In „Kleiner Versager“ , der literaturgewordenen Autobiographie des New Yorker Autors Gary Shteyngart (Super Sad True Love Story), wird noch oft von Seelenleben die Rede sein. Für Memoiren nicht unüblich natürlich in erster Linie von dem des Autors selbst, der mit nonchalantem Narzissmus für die vergangenen 40 Jahre seines Lebens 472 Seiten ansetzt. So erfahren wir viel über russische Großmütter und deren selbstvergessene Liebe zu ihren Enkeln und auch über Big Blue, die Gemeinschaftsbong der Studenten-WG, die zu so etwas wie einem Leitmotiv im Leben des russischstämmigen Autors avanciert.

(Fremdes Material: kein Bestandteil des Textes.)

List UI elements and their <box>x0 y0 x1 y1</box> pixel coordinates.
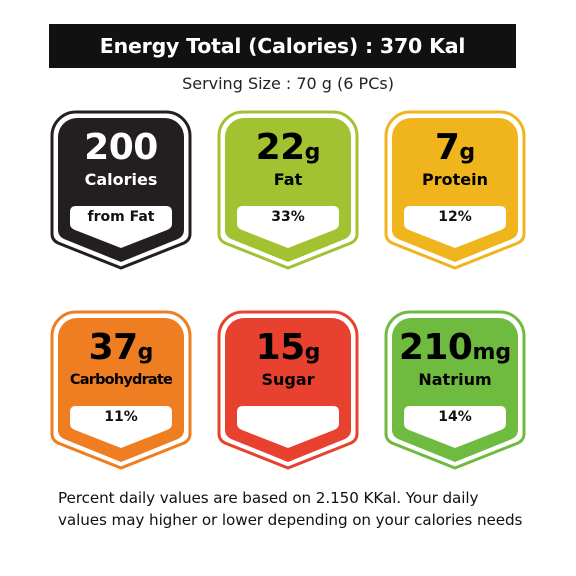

Zwischen all diesen unterhaltsam egozentrischen Archivfunden eines asthmatischen Immigrantenjungen passiert etwas Außergewöhnliches. Nach spätestens 200 Seiten, inzwischen wollte man das Buch bereits mehrere Male zurück ins Regal stellen, ersteht neben, hinter und zwischen der omnipräsenten Autorenfigur Raum für eine wirkliche Auseinandersetzung mit der Thematik des Fremden im Spannungsfeld des american dream. Hier spielt das Buch, durch die kompositorisch versierte Feder des Autors ermöglicht, seinen Gegenwartsbezug aus. Wer vor dem Hintergrund der Flüchtlingskrise eine wirklich authentische Auseinandersetzung mit der Alterität und dem Fremden im Eigenen oder auch dem Eigenen im Fremden sucht, dem sei „Kleiner Versager“ wärmstens an Herz gelegt.

Der zuverlässig gewitzte Sound des Buches trägt locker über die volle Distanz aus 40 Jahren Shteyngart. Nebensätze und Auslassungen aber lassen uns neben dem wahnwitzigen Treiben des failurtschka (so der liebevolle englisch-russische Kosename des Protagonisten)  die überindividuelle Dimension eines tagesaktuellen Themas erfahren.